Fermer ces stations reviendrait à ignorer la réalité sociale et économique de l’outre-mer français. Cette décision inadmissible éteindrait la voix des outre-mer. Elle nierait non seulement l’existence, mais aussi l’intérêt, de par leur richesse, des cultures ultramarines. Ce serait, de plus, éteindre la voix de la France sur toute la surface du globe.
Madame la ministre, sachant qu’il ne saurait y avoir de différence de traitement entre les neuf stations, le Gouvernement laissera-t-il s’éteindre la voix des outre-mer à l’heure même où les collectivités ultramarines sont mises en avant parce qu’elles participent à la richesse et au rayonnement de la France dans le monde ? (Applaudissements sur les travées du groupe écologiste, du groupe socialiste et du groupe CRC, ainsi que sur certaines travées du RDSE.)
M. le président. La parole est à Mme la ministre de la culture et de la communication.
Mme Aurélie Filippetti, ministre de la culture et de la communication. Madame Claireaux, vous le savez, France Télévisions doit prendre toute sa part dans l’effort de redressement des finances publiques que le Gouvernement a initié. Nous travaillons donc avec la direction du groupe à un avenant au contrat d’objectifs et de moyens afin de redéfinir un certain nombre de périmètres, de rechercher des économies et de rendre plus efficace l’action des programmes sur les chaînes du service public.
Les craintes que vous avez exprimées ici concernant le réseau outre-mer première, je peux vous le dire, ne sont pas fondées. En effet, nous sommes extrêmement satisfaits du développement des neuf chaînes du réseau outre-mer première, qui ont eu à faire face à un contexte difficile depuis deux années qu’elles existent puisque, avec la télévision numérique terrestre, les chaînes du service public national de France Télévisions, qui, auparavant, étaient diffusées sur le réseau outre-mer première, sont maintenant directement accessibles. Il a donc fallu repenser les programmes de ce réseau. Cela s’est fait depuis deux ans, et cela s’est plutôt bien fait ! Le public est au rendez-vous. Les missions de service public sont assurées. Il n’est donc pas question pour le Gouvernement de remettre en cause le fonctionnement des outre-mer première.
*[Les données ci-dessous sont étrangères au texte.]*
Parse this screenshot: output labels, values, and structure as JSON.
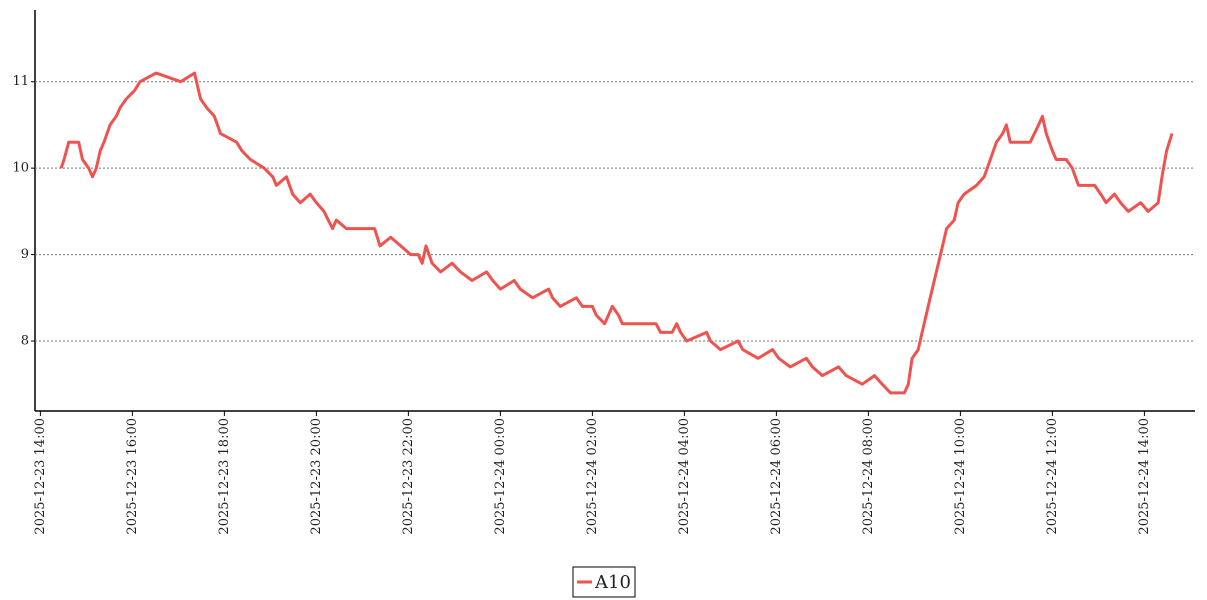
{
  "chart_data": {
    "type": "line",
    "x": [
      "2025-12-23 14:27",
      "2025-12-23 14:31",
      "2025-12-23 14:37",
      "2025-12-23 14:50",
      "2025-12-23 14:55",
      "2025-12-23 15:03",
      "2025-12-23 15:08",
      "2025-12-23 15:13",
      "2025-12-23 15:18",
      "2025-12-23 15:23",
      "2025-12-23 15:31",
      "2025-12-23 15:39",
      "2025-12-23 15:44",
      "2025-12-23 15:52",
      "2025-12-23 16:03",
      "2025-12-23 16:10",
      "2025-12-23 16:31",
      "2025-12-23 17:03",
      "2025-12-23 17:21",
      "2025-12-23 17:29",
      "2025-12-23 17:37",
      "2025-12-23 17:47",
      "2025-12-23 17:55",
      "2025-12-23 18:16",
      "2025-12-23 18:23",
      "2025-12-23 18:34",
      "2025-12-23 18:52",
      "2025-12-23 19:03",
      "2025-12-23 19:08",
      "2025-12-23 19:21",
      "2025-12-23 19:29",
      "2025-12-23 19:39",
      "2025-12-23 19:52",
      "2025-12-23 20:00",
      "2025-12-23 20:10",
      "2025-12-23 20:21",
      "2025-12-23 20:26",
      "2025-12-23 20:39",
      "2025-12-23 21:16",
      "2025-12-23 21:23",
      "2025-12-23 21:37",
      "2025-12-23 21:50",
      "2025-12-23 22:03",
      "2025-12-23 22:13",
      "2025-12-23 22:18",
      "2025-12-23 22:23",
      "2025-12-23 22:31",
      "2025-12-23 22:42",
      "2025-12-23 22:57",
      "2025-12-23 23:08",
      "2025-12-23 23:23",
      "2025-12-23 23:42",
      "2025-12-23 23:50",
      "2025-12-24 00:00",
      "2025-12-24 00:18",
      "2025-12-24 00:26",
      "2025-12-24 00:42",
      "2025-12-24 01:03",
      "2025-12-24 01:08",
      "2025-12-24 01:18",
      "2025-12-24 01:39",
      "2025-12-24 01:47",
      "2025-12-24 02:00",
      "2025-12-24 02:05",
      "2025-12-24 02:16",
      "2025-12-24 02:21",
      "2025-12-24 02:26",
      "2025-12-24 02:34",
      "2025-12-24 02:39",
      "2025-12-24 03:23",
      "2025-12-24 03:29",
      "2025-12-24 03:44",
      "2025-12-24 03:50",
      "2025-12-24 03:55",
      "2025-12-24 04:03",
      "2025-12-24 04:29",
      "2025-12-24 04:34",
      "2025-12-24 04:47",
      "2025-12-24 05:10",
      "2025-12-24 05:16",
      "2025-12-24 05:36",
      "2025-12-24 05:55",
      "2025-12-24 06:03",
      "2025-12-24 06:18",
      "2025-12-24 06:39",
      "2025-12-24 06:47",
      "2025-12-24 07:00",
      "2025-12-24 07:21",
      "2025-12-24 07:31",
      "2025-12-24 07:52",
      "2025-12-24 08:08",
      "2025-12-24 08:18",
      "2025-12-24 08:29",
      "2025-12-24 08:47",
      "2025-12-24 08:52",
      "2025-12-24 08:57",
      "2025-12-24 09:05",
      "2025-12-24 09:10",
      "2025-12-24 09:18",
      "2025-12-24 09:26",
      "2025-12-24 09:34",
      "2025-12-24 09:42",
      "2025-12-24 09:52",
      "2025-12-24 09:57",
      "2025-12-24 10:05",
      "2025-12-24 10:21",
      "2025-12-24 10:31",
      "2025-12-24 10:39",
      "2025-12-24 10:47",
      "2025-12-24 10:55",
      "2025-12-24 11:00",
      "2025-12-24 11:05",
      "2025-12-24 11:13",
      "2025-12-24 11:31",
      "2025-12-24 11:42",
      "2025-12-24 11:47",
      "2025-12-24 11:52",
      "2025-12-24 12:00",
      "2025-12-24 12:05",
      "2025-12-24 12:18",
      "2025-12-24 12:26",
      "2025-12-24 12:34",
      "2025-12-24 12:47",
      "2025-12-24 12:55",
      "2025-12-24 13:03",
      "2025-12-24 13:10",
      "2025-12-24 13:21",
      "2025-12-24 13:29",
      "2025-12-24 13:39",
      "2025-12-24 13:55",
      "2025-12-24 14:05",
      "2025-12-24 14:18",
      "2025-12-24 14:23",
      "2025-12-24 14:29",
      "2025-12-24 14:36"
    ],
    "series": [
      {
        "name": "A10",
        "color": "#ef5350",
        "values": [
          10.0,
          10.1,
          10.3,
          10.3,
          10.1,
          10.0,
          9.9,
          10.0,
          10.2,
          10.3,
          10.5,
          10.6,
          10.7,
          10.8,
          10.9,
          11.0,
          11.1,
          11.0,
          11.1,
          10.8,
          10.7,
          10.6,
          10.4,
          10.3,
          10.2,
          10.1,
          10.0,
          9.9,
          9.8,
          9.9,
          9.7,
          9.6,
          9.7,
          9.6,
          9.5,
          9.3,
          9.4,
          9.3,
          9.3,
          9.1,
          9.2,
          9.1,
          9.0,
          9.0,
          8.9,
          9.1,
          8.9,
          8.8,
          8.9,
          8.8,
          8.7,
          8.8,
          8.7,
          8.6,
          8.7,
          8.6,
          8.5,
          8.6,
          8.5,
          8.4,
          8.5,
          8.4,
          8.4,
          8.3,
          8.2,
          8.3,
          8.4,
          8.3,
          8.2,
          8.2,
          8.1,
          8.1,
          8.2,
          8.1,
          8.0,
          8.1,
          8.0,
          7.9,
          8.0,
          7.9,
          7.8,
          7.9,
          7.8,
          7.7,
          7.8,
          7.7,
          7.6,
          7.7,
          7.6,
          7.5,
          7.6,
          7.5,
          7.4,
          7.4,
          7.5,
          7.8,
          7.9,
          8.1,
          8.4,
          8.7,
          9.0,
          9.3,
          9.4,
          9.6,
          9.7,
          9.8,
          9.9,
          10.1,
          10.3,
          10.4,
          10.5,
          10.3,
          10.3,
          10.3,
          10.5,
          10.6,
          10.4,
          10.2,
          10.1,
          10.1,
          10.0,
          9.8,
          9.8,
          9.8,
          9.7,
          9.6,
          9.7,
          9.6,
          9.5,
          9.6,
          9.5,
          9.6,
          9.9,
          10.2,
          10.4
        ]
      }
    ],
    "xlim": [
      "2025-12-23 13:53",
      "2025-12-24 15:06"
    ],
    "xticks": [
      "2025-12-23 14:00",
      "2025-12-23 16:00",
      "2025-12-23 18:00",
      "2025-12-23 20:00",
      "2025-12-23 22:00",
      "2025-12-24 00:00",
      "2025-12-24 02:00",
      "2025-12-24 04:00",
      "2025-12-24 06:00",
      "2025-12-24 08:00",
      "2025-12-24 10:00",
      "2025-12-24 12:00",
      "2025-12-24 14:00"
    ],
    "ylim": [
      7.19,
      11.83
    ],
    "yticks": [
      8,
      9,
      10,
      11
    ],
    "grid": true
  }
}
Je profite de cette occasion pour vous dire que la présence des outre-mer sur les chaînes du service public, y compris dans l’Hexagone, doit être renforcée. J’ai donc demandé au président de France Télévisions de réfléchir au moyen de parvenir à ce résultat.
À l’occasion de l’année des outre-mer, un effort a d’ailleurs été fait. Je crois que tout le monde en a été extrêmement satisfait et l’on a pu voir à quel point cette richesse de nos outre-mer était attendue par l’ensemble de nos concitoyens, et partout sur notre territoire. Tout le monde a vu à quel point la présence des outre-mer, outre qu’elle est tout à fait naturelle, est une source d’enrichissement et de diversité pour l’ensemble des programmes des chaînes du groupe France Télévisions.
Madame la sénatrice, je veux vous rassurer : malgré les efforts budgétaires nécessaires, la vocation du réseau outre-mer première ne sera pas remise en cause. L’outre-mer reste bien une priorité pour le Gouvernement, y compris sur le service public ! (Applaudissements sur les travées du groupe socialiste et du groupe écologiste, ainsi que sur certaines travées du RDSE.)
grand paris
M. le président. La parole est à Mme Sophie Primas.
Mme Sophie Primas. Ma question s'adresse à M. le ministre délégué chargé de la ville.
Monsieur le ministre, le 2 septembre dernier, il a été confié à M. Pascal Auzannet une mission visant à fixer les priorités concernant les équipements de transport du Grand Paris.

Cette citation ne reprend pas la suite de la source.